Lundi 12 octobre 2020 par Ralph Gambihler

Drunk

Boire et revivre. Voilà bien l'étrange lubie à laquelle se livrent les quatre profs de Drunk. Rattrapant au vol la théorie d'un obscur psychologue norvégien pour qui nous souffrons tous d'un déficit d'alcool dans le sang d'environ 0.5 g par litre, nos loustics appliquent l'ordonnance à la lettre, conjurant par la même occasion leur crise de la cinquantaine. L'ivresse est d'abord bien joyeuse devant la caméra de Thomas Vinterberg, et aussi désinhibante qu'un repas de famille en mode Festen, son premier succès, avec plein de secrets explosant au grand jour.

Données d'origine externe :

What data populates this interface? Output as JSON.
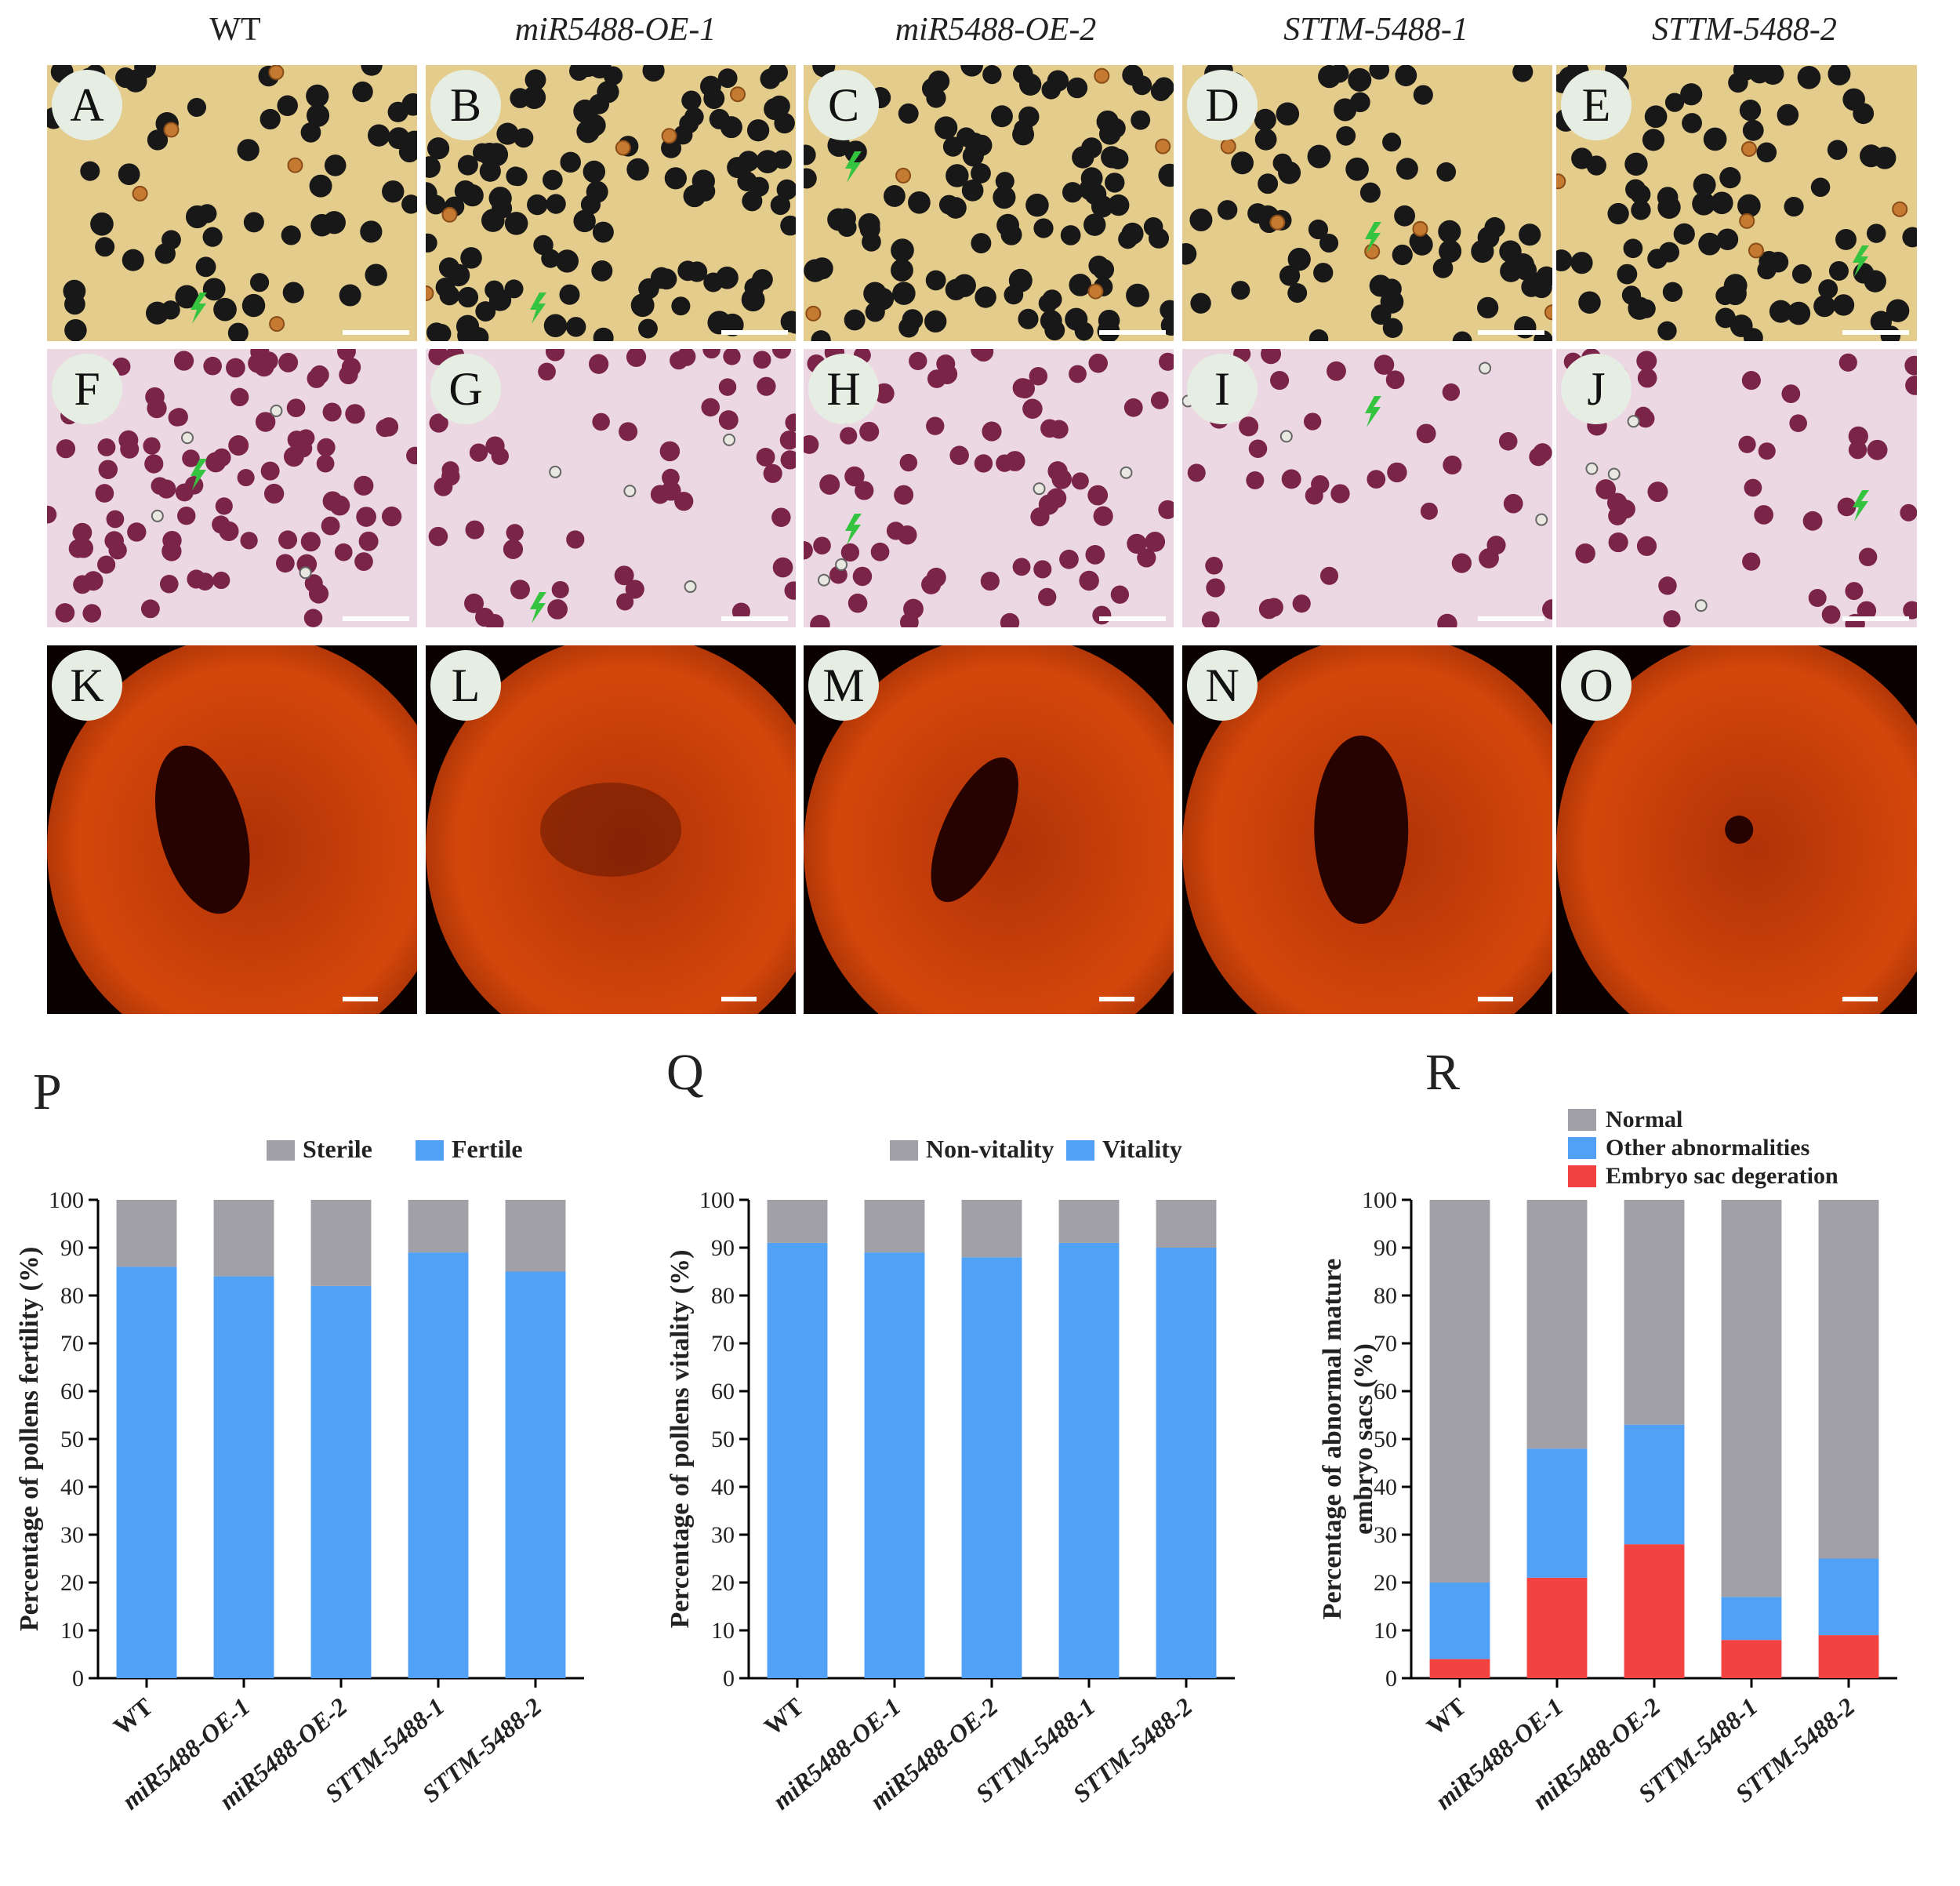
{
  "columns": [
    "WT",
    "miR5488-OE-1",
    "miR5488-OE-2",
    "STTM-5488-1",
    "STTM-5488-2"
  ],
  "panel_letters": {
    "row1": [
      "A",
      "B",
      "C",
      "D",
      "E"
    ],
    "row2": [
      "F",
      "G",
      "H",
      "I",
      "J"
    ],
    "row3": [
      "K",
      "L",
      "M",
      "N",
      "O"
    ]
  },
  "colors": {
    "blue": "#51a2f7",
    "gray": "#a0a0a6",
    "red": "#f24242",
    "arrow": "#35c43f",
    "iodine_bg": "#e4cc8c",
    "pollen_dark": "#181818",
    "stain_bg": "#ecd8e2",
    "pollen_purple": "#7a2447",
    "ovule": "#d4470a"
  },
  "chart_data": [
    {
      "type": "bar",
      "stacked": true,
      "panel": "P",
      "categories": [
        "WT",
        "miR5488-OE-1",
        "miR5488-OE-2",
        "STTM-5488-1",
        "STTM-5488-2"
      ],
      "series": [
        {
          "name": "Fertile",
          "values": [
            86,
            84,
            82,
            89,
            85
          ]
        },
        {
          "name": "Sterile",
          "values": [
            14,
            16,
            18,
            11,
            15
          ]
        }
      ],
      "legend": [
        "Sterile",
        "Fertile"
      ],
      "ylabel": "Percentage of pollens fertility (%)",
      "ylabel_lines": [
        "Percentage of pollens fertility (%)"
      ],
      "yticks": [
        0,
        10,
        20,
        30,
        40,
        50,
        60,
        70,
        80,
        90,
        100
      ],
      "ylim": [
        0,
        100
      ]
    },
    {
      "type": "bar",
      "stacked": true,
      "panel": "Q",
      "categories": [
        "WT",
        "miR5488-OE-1",
        "miR5488-OE-2",
        "STTM-5488-1",
        "STTM-5488-2"
      ],
      "series": [
        {
          "name": "Vitality",
          "values": [
            91,
            89,
            88,
            91,
            90
          ]
        },
        {
          "name": "Non-vitality",
          "values": [
            9,
            11,
            12,
            9,
            10
          ]
        }
      ],
      "legend": [
        "Non-vitality",
        "Vitality"
      ],
      "ylabel": "Percentage of pollens vitality (%)",
      "ylabel_lines": [
        "Percentage of pollens vitality (%)"
      ],
      "yticks": [
        0,
        10,
        20,
        30,
        40,
        50,
        60,
        70,
        80,
        90,
        100
      ],
      "ylim": [
        0,
        100
      ]
    },
    {
      "type": "bar",
      "stacked": true,
      "panel": "R",
      "categories": [
        "WT",
        "miR5488-OE-1",
        "miR5488-OE-2",
        "STTM-5488-1",
        "STTM-5488-2"
      ],
      "series": [
        {
          "name": "Embryo sac degeration",
          "values": [
            4,
            21,
            28,
            8,
            9
          ]
        },
        {
          "name": "Other abnormalities",
          "values": [
            16,
            27,
            25,
            9,
            16
          ]
        },
        {
          "name": "Normal",
          "values": [
            80,
            52,
            47,
            83,
            75
          ]
        }
      ],
      "legend": [
        "Normal",
        "Other abnormalities",
        "Embryo sac degeration"
      ],
      "ylabel": "Percentage of abnormal mature embryo sacs (%)",
      "ylabel_lines": [
        "Percentage of abnormal mature",
        "embryo sacs (%)"
      ],
      "yticks": [
        0,
        10,
        20,
        30,
        40,
        50,
        60,
        70,
        80,
        90,
        100
      ],
      "ylim": [
        0,
        100
      ]
    }
  ]
}
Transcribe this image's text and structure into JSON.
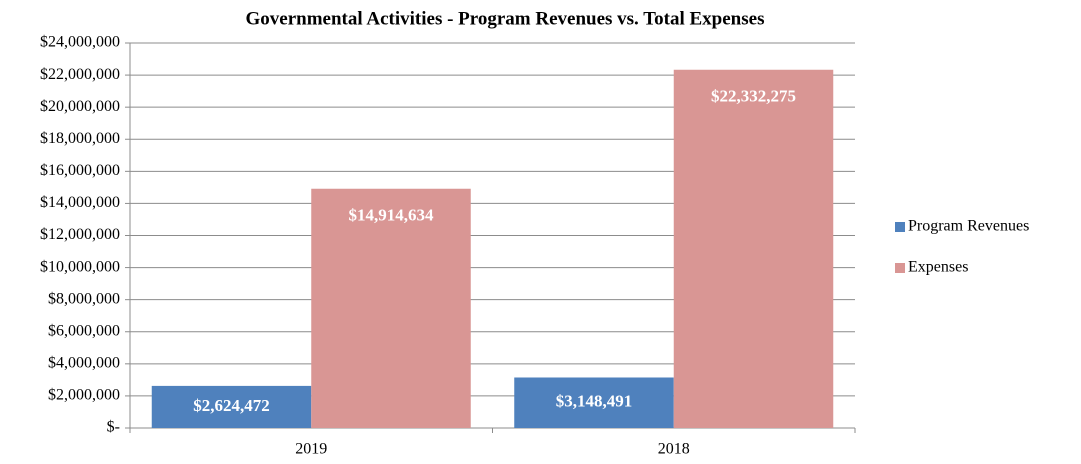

Mais l'ivresse n'est pas toujours joyeuse. Si elle possède des vertus insoupçonnées en milieu scolaire (Churchill accessible à toute une classe, la bonne gorgée nécessaire juste avant de passer l'examen...), elle peut aussi faire sombrer un mariage qui bat déjà de l'aile tout en masquant à peine une solitude dans l'impasse. La mise en scène oscille entre ces exultations masculines et un petit côté "regarde les hommes tomber" un poil trop surligné, surtout au regard de personnages féminins quelque peu convenus. Vinterberg a en même temps tout le savoir-faire requis pour éviter certaines glissades. Sa caméra, elle, ne titube jamais.

Elle est même dotée d'un sacré punch dans le registre de la fantaisie et de la chaleur humaine, voisinant avec l'humour d'un Denys Arcand lorsqu'il filmait, dans Le Déclin de l'empire américain, des personnages un peu similaires qui se libéraient vraiment en finissant par regarder leurs fragilités en face. L'ex-méchant de Casino Royale, Mads Mikkelsen, incarne avec émotion ce parcours aussi coloré qu'une cuite au Sarezac, le cocktail emblématique de la Nouvelle-Orléans, avant qu'il ne s'achève sur une scène d'anthologie.

Drunk, Thomas Vinterberg (sortie en salles ce mercredi 14 octobre)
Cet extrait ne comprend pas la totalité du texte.